Ernährungsthemen sind in aller Munde und auch in den Medien jagt zum Thema Ernährung eine Schlagzeile die nächste. Es werden die neuesten Ernährungstrends präsentiert, die besten Diäten vorgestellt und die gesündesten Lebensmittel empfohlen. Alle paar Monate lesen wir in der Presse über DAS Superfood, das besonders gesundheitsförderlich ist oder DIE Diät, die wahrhaftig wirksam ist. Beiträge, die neueste Studienergebnisse präsentieren, werden mit emotionalen Schlagzeilen versehen, um bei den Lesern Aufmerksamkeit zu erregen.
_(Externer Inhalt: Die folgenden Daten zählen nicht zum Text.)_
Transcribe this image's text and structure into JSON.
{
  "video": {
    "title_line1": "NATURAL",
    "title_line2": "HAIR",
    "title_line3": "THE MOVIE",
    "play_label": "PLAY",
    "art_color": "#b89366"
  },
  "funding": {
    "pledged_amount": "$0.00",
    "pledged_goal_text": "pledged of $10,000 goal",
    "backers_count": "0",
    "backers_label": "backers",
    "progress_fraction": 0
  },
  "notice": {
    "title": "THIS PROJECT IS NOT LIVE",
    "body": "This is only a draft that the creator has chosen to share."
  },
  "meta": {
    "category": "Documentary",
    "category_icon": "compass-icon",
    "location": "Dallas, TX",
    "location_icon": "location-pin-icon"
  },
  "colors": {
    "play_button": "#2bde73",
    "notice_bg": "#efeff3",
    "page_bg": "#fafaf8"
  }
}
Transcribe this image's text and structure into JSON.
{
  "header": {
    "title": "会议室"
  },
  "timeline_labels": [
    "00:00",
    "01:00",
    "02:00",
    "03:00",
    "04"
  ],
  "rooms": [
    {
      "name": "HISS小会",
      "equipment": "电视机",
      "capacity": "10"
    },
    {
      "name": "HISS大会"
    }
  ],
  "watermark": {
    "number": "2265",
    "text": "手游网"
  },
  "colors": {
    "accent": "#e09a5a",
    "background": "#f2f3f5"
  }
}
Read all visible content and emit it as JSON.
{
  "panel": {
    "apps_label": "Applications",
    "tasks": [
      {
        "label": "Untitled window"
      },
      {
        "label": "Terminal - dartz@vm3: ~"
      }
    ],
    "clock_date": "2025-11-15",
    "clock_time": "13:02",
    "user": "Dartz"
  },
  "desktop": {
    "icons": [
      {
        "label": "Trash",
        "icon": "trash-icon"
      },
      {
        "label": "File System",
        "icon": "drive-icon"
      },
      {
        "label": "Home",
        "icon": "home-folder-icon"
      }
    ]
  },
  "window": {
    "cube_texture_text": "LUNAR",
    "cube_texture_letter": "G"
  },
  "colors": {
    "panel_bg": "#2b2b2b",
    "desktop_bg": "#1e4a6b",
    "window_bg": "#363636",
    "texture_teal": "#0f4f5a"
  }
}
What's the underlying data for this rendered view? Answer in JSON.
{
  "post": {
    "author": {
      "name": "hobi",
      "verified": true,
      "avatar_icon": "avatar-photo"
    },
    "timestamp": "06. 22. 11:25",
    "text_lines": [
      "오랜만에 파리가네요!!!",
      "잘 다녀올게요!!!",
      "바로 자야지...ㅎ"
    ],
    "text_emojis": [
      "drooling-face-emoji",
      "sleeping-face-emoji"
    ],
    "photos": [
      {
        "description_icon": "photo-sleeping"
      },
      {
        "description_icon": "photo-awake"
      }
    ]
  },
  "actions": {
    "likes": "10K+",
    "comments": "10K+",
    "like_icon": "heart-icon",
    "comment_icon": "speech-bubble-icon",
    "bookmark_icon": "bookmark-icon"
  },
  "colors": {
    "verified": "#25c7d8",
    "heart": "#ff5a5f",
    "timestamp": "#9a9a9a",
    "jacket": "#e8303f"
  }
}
Das Ergebnis: Die Verwirrung bei den Verbrauchern wächst, denn die hohe Anzahl an unterschiedlichen Botschaften verunsichert. Immer mehr Menschen misstrauen den gängigen, wissenschaftlich fundierten Empfehlungen. Sie wissen nicht, was man "überhaupt noch essen kann" bzw. "glauben kann" und halten an ständig neu auftauchenden Ernährungsideologien fest. Kritische Nachfragen am KErn häufen sich gerade in Richtung tierischer Produkte in den vergangenen beiden Jahren.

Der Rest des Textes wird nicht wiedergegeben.